La viande rouge est particulièrement riche en acides aminés soufrés, mais le poisson et la viande blanche de volaille en contiennent également beaucoup (la viande brune en a moins). Le passage aux protéines végétales permet de réduire cet apport.

Les haricots, les lentilles et les légumineuses sont de bonnes sources de protéines tout en étant pauvres en acides aminés soufrés. Mais attention : la protéine de soja, qui est la base d’aliments comme le tofu, est étonnamment riche en acides aminés soufrés. D’autre part, des légumes comme le brocoli contiennent beaucoup de soufre, mais pas sous forme d’acides aminés.

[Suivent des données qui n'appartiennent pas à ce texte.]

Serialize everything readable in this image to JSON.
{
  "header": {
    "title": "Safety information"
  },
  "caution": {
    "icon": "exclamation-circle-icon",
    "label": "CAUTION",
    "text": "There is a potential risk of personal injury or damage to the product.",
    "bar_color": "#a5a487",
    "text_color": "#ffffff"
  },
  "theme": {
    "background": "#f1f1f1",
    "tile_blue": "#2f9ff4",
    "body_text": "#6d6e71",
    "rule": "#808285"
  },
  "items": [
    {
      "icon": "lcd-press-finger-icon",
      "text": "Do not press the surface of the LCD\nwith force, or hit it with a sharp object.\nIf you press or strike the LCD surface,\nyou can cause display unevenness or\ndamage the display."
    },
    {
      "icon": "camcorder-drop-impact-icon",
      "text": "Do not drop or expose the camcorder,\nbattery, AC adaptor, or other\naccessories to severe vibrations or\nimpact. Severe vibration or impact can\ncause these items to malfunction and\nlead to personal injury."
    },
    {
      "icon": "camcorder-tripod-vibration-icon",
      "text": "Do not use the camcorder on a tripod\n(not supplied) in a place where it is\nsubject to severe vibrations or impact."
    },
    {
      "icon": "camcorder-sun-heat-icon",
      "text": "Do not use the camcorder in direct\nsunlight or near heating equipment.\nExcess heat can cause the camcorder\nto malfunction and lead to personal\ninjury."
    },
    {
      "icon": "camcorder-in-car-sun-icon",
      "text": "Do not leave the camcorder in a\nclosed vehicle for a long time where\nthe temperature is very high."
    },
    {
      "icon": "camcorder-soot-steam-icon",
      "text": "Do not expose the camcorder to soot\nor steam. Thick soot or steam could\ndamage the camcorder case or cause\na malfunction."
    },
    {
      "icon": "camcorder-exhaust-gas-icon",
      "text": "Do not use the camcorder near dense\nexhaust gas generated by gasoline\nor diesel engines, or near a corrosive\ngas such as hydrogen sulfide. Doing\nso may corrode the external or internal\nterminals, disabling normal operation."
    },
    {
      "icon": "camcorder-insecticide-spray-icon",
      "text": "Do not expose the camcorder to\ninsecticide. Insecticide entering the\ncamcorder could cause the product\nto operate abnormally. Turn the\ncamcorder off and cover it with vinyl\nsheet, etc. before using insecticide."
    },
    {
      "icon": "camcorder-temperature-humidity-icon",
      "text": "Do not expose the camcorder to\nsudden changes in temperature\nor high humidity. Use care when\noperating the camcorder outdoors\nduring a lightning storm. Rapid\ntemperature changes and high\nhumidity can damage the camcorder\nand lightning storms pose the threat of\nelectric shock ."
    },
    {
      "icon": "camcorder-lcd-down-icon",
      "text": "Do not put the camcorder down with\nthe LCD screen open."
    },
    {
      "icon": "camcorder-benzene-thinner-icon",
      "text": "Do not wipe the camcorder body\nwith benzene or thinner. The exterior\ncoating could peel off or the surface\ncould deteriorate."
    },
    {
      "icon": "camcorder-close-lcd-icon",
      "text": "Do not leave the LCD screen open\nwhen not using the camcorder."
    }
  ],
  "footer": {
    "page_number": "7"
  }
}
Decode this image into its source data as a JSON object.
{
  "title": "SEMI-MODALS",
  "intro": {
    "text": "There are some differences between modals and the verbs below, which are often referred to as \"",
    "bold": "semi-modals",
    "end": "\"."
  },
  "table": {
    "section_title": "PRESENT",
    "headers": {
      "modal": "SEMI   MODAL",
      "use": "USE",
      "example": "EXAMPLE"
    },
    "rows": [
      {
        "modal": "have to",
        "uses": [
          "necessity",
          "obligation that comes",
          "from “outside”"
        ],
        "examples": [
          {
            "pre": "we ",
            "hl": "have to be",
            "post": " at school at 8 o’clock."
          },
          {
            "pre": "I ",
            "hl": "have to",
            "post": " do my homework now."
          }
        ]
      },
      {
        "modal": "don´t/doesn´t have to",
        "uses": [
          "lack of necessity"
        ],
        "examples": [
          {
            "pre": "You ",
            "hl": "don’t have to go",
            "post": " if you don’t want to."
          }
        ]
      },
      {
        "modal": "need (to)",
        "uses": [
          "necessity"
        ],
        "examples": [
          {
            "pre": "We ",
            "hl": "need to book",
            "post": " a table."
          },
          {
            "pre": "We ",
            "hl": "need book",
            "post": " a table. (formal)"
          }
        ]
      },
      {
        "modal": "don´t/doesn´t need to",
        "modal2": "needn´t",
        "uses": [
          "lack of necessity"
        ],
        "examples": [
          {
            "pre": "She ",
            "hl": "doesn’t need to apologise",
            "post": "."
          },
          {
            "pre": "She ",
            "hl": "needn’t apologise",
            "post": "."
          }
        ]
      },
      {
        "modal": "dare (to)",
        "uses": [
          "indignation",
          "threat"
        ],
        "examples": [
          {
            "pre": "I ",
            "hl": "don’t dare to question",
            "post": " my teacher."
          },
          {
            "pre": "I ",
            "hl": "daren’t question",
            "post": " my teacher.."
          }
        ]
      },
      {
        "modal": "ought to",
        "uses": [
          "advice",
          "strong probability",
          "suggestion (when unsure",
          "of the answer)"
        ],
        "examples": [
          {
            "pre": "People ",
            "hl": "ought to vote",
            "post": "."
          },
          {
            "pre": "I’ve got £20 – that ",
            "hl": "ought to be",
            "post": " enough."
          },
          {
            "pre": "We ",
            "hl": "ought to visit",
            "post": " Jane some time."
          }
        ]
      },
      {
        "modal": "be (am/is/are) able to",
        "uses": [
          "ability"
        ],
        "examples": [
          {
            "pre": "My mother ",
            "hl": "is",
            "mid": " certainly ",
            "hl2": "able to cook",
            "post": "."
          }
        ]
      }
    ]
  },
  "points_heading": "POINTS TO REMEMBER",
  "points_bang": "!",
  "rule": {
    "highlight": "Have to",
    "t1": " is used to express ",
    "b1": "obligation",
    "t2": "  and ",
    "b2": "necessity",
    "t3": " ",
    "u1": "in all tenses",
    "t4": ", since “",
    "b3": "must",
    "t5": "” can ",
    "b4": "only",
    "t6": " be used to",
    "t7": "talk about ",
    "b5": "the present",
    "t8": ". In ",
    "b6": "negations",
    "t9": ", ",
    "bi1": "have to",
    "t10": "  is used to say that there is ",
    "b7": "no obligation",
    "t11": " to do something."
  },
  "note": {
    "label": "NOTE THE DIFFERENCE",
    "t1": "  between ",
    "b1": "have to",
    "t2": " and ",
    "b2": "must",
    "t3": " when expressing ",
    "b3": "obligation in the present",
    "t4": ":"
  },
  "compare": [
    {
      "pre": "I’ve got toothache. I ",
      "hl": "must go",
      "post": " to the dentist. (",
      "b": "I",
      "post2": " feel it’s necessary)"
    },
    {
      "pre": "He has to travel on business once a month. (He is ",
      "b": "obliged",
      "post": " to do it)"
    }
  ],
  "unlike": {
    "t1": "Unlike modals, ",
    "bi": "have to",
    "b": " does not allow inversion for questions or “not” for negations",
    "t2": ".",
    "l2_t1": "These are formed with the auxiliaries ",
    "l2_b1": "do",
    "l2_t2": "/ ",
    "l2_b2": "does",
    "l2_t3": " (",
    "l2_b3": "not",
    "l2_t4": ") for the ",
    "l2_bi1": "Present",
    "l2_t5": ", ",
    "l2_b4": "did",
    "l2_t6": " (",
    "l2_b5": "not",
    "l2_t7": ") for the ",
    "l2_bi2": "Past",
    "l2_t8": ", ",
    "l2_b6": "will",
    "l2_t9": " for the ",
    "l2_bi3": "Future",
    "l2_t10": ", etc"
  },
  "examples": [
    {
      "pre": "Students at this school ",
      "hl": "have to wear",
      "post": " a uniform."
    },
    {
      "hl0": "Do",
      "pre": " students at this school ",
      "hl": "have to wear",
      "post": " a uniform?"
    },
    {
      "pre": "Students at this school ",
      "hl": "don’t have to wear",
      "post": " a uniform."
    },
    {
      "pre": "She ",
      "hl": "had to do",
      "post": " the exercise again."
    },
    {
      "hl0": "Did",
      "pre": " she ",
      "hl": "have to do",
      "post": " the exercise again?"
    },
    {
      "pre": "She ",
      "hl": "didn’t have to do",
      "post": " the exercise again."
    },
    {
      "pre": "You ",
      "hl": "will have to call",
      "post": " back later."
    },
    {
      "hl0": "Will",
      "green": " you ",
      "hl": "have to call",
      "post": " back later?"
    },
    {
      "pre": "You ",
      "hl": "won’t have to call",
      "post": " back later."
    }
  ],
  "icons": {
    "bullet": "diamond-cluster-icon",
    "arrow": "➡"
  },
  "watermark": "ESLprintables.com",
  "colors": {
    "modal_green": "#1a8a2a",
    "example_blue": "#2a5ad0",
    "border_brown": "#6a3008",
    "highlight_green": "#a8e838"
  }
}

Il est important de noter que les acides aminés soufrés jouent un rôle vital dans la croissance. Les enfants ne devraient donc pas adopter des régimes alimentaires qui en contiennent peu.

Autres rôles du H2S

Il peut sembler étrange qu’un gaz toxique puisse aider à maintenir la santé, mais cela peut faire écho aux origines de la vie sur la Terre primitive, lorsque l’atmosphère était beaucoup plus riche en gaz sulfureux qu’aujourd’hui. Nous commençons à peine à comprendre l’importance du rôle de signalisation du H2S. Ainsi, il a été démontré que ce gaz réduit l’inflammation, ce qui ouvre la porte à d’éventuels nouveaux traitements pour l’arthrite ou à une utilisation comme analgésique.

Reste à trouver comment livrer le H2S là où il est nécessaire, et en toute sécurité. Plusieurs entreprises pharmaceutiques travaillent sur des composés qui se lient au H2S lors de son transit dans l’organisme et le libèrent à très faible dose dans les tissus. Avec le temps, ils pourraient être administrés de façon préventive pour favoriser un vieillissement en santé. Cela serait utile, car l’inconvénient d’un régime alimentaire à faible teneur en soufre est que les humains ont tendance à avoir de la difficulté à garder un régime à long terme.

En laboratoire, nous pouvons contrôler l’alimentation dans le cadre d’expériences. Dans le monde réel, les gens grignotent ou avalent un hamburger quand ils ne veulent pas cuisiner. Si l’on arrive à distribuer le H2S de manière suffisamment fiable et bon marché, il serait possible d’obtenir les effets de l’augmentation de sa présence dans les tissus sans avoir à dicter aux gens comment se nourrir.